Когда Пруит утром разговаривал с Вождем, он и в мыслях не допускал, что будет страдать. Если парень родился в округе Харлан, да еще и выжил, он с пеленок умеет терпеть физическую боль, и Пруит гордился этим своим испытанным качеством, он был твердо уверен, что, гоняй они его хоть всю жизнь, хоть до потери пульса, им не сломить его стойкости, единственного капитала, завещанного ему отцом. Во всем этом он видел лишь простую борьбу характеров на уровне физической выносливости, и в какой-то мере так оно и было. Но к этому примешивалось что-то большее, а что, он пока не разгадал. Он не понимал, что эти люди ему небезразличны. Еще давно, в Майере, когда он бросил бокс, чтобы пойти в горнисты, и это истолковали как трусость, он почти перестал надеяться, что его когда-нибудь поймут. Ему, конечно, было довольно одиноко, но он с этим смирился, потому что, как он объяснял себе, его и к горну-то потянуло прежде всего от одиночества. А потом, позже, когда за историю с триппером его выгнали из горнистов и никто из многочисленных друзей не вступился, не попытался помочь ему вернуть прежнее место, чувство одиночества усилилось, зато душа его огрубела и ранить ее стало труднее.
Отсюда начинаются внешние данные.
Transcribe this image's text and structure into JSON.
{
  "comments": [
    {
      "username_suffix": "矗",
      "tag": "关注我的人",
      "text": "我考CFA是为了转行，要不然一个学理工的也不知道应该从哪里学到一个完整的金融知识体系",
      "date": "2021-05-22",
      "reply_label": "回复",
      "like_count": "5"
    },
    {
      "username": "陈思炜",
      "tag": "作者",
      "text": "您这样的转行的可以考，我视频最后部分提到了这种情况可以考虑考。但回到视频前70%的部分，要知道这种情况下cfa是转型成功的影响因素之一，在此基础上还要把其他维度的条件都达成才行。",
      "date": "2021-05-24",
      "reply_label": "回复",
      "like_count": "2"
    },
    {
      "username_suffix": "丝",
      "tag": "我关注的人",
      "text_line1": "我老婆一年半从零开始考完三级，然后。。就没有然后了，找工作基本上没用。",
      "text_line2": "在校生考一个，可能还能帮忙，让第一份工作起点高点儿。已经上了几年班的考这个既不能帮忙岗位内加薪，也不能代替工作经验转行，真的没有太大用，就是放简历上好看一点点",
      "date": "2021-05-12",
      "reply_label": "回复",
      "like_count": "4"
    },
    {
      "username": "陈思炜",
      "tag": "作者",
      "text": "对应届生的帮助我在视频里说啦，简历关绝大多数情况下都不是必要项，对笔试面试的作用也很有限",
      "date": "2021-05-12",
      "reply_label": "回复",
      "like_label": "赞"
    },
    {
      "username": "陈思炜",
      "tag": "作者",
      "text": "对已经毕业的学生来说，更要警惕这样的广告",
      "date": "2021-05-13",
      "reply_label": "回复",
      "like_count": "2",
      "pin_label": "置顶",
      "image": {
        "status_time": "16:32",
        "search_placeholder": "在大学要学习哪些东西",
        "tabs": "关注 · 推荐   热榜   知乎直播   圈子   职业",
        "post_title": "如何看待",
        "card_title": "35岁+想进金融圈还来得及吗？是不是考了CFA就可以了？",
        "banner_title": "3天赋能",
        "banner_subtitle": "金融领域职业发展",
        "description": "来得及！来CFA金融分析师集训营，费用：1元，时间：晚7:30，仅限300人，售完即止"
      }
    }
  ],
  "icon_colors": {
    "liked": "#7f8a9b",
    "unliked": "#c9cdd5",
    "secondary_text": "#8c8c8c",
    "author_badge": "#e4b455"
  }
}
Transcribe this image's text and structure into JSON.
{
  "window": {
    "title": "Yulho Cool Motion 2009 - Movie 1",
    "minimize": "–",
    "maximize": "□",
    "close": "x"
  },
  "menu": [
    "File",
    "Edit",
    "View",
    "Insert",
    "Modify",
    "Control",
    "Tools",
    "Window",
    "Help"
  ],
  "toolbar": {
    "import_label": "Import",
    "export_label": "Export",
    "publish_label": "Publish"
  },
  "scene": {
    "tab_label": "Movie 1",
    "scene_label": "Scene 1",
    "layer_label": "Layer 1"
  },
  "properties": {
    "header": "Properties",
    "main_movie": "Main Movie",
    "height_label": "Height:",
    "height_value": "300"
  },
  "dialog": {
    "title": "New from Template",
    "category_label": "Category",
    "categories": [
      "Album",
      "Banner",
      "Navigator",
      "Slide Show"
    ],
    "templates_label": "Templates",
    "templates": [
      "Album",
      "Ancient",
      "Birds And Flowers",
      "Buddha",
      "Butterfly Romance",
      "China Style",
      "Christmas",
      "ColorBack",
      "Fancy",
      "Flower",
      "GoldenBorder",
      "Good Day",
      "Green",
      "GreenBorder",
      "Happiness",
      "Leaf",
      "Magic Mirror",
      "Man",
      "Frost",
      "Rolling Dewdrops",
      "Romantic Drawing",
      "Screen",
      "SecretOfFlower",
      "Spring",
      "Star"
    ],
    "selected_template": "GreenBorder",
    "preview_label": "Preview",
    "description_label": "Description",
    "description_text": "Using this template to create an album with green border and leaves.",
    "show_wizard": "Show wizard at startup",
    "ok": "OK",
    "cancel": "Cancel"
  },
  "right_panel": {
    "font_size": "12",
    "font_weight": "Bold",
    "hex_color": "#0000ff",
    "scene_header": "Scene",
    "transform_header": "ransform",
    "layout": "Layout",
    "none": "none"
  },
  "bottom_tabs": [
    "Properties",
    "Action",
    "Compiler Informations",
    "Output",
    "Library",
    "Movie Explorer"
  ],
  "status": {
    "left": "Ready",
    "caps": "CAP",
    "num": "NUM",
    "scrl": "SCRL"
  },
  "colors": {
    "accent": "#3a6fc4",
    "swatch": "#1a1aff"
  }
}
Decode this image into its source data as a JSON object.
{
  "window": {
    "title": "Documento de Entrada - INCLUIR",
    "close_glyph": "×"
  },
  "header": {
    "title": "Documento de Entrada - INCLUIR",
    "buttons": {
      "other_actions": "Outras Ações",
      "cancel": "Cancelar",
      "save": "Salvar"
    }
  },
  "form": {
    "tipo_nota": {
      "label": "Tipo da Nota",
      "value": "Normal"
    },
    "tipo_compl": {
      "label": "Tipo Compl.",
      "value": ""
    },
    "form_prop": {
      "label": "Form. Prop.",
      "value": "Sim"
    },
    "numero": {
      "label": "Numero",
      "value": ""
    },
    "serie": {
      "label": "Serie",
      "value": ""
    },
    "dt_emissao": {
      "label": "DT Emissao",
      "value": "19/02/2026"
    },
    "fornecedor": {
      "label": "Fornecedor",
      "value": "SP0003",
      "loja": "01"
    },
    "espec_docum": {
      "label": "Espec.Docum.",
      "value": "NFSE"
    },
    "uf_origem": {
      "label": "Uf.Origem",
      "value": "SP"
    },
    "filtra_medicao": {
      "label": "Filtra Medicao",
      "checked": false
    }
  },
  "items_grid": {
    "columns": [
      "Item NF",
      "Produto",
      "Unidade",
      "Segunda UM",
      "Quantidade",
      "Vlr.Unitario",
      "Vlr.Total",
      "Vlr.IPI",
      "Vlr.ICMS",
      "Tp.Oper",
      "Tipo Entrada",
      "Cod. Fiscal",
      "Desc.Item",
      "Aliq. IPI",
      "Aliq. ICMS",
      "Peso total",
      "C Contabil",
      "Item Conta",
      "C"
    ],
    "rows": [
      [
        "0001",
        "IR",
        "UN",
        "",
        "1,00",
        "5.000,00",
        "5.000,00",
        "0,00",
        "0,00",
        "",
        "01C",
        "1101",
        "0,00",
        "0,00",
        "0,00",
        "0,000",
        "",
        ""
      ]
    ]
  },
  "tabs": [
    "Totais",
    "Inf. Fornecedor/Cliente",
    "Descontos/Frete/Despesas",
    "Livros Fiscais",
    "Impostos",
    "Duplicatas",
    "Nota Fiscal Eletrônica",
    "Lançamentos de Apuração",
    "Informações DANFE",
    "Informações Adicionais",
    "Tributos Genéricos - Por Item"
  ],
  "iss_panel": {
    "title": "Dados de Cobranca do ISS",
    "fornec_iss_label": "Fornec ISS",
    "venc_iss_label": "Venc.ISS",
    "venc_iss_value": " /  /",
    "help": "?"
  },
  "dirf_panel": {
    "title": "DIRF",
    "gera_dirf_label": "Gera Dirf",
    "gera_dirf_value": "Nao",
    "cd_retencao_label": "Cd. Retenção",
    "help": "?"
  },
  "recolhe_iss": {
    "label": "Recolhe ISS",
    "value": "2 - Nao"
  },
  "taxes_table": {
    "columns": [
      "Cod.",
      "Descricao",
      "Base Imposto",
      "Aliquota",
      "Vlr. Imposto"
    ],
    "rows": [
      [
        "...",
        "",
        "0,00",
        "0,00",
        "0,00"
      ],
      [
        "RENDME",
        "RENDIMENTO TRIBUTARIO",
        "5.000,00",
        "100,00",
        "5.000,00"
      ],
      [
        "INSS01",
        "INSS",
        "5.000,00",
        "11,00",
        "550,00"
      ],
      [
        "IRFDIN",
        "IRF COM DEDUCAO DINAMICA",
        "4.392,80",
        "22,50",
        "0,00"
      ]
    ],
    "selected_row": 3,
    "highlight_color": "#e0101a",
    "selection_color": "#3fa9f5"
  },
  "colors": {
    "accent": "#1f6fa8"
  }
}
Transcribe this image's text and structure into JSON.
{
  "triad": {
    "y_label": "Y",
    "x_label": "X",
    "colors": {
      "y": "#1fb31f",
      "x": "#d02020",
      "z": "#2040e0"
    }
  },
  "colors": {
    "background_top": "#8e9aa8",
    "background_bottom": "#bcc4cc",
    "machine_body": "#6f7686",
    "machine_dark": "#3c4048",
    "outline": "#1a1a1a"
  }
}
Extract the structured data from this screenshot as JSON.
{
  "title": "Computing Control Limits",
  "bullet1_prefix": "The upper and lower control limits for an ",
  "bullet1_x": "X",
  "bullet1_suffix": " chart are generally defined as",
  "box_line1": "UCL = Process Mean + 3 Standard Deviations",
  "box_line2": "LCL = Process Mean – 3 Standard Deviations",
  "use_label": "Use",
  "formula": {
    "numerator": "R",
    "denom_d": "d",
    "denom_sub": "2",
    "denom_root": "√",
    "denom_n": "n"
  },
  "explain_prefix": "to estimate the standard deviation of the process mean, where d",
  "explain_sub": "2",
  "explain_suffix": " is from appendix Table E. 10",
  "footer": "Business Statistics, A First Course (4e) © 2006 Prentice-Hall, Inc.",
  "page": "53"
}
И теперь, когда у него отняли все, а потому не могли больше заставить страдать, он считал себя неуязвимым и был совершенно уверен, что эти люди ему безразличны. Но он, конечно же, забыл, что они прежде всего люди и, значит, не могут быть ему безразличны, потому что сам он тоже человек. А он забыл, что он человек, и забыл, что они, в сущности, те самые люди, которые вчера вечером — господи, это же было только вчера! — тихо стояли на галереях и слушали его «вечернюю зорю». И неизвестный голос, долетевший от дверей Цоя, голос, гордо заявивший: «Я же говорил, это Пруит», был, в сущности, общим голосом этих людей, полномочно представлял их всех. Как такое могло быть, он не понимал. И чувствовал, что понять это ему будет трудно. Он проиграл в битве за веру в их дружбу и понимание, это он помнил, но начисто забыл, что по-прежнему верит в живое присутствие людей рядом с собой. На этой забывчивости они и могли его подловить. И боль не заставила ждать себя долго.
Второй час занятий был отведен под отработку движения сомкнутым строем, и Старый Айк дважды сделал Пруиту замечание: первое за то, что он сбился с ноги при повороте на ходу (как минимум двое солдат перед Пруитом тоже сбились), а второе — за нарушение равнения при троекратном захождении роты фронтом по команде «Левое плечо вперед, марш» (при этом вся рота, за исключением двух первых шеренг, смешалась в беспорядочную, матерящуюся в пыли толпу). Оба раза Айк возмущенно вызывал Пруита из строя и отчитывал, брызгая ему на рубашку мокрой пылью стариковской слюны, а после второго замечания послал со свободным сержантом на гаревую дорожку для учебных газовых атак и заставил прошагать семь кругов по четверть мили ускоренным маршем с винтовкой наперевес (стандартное наказание неопытному новобранцу).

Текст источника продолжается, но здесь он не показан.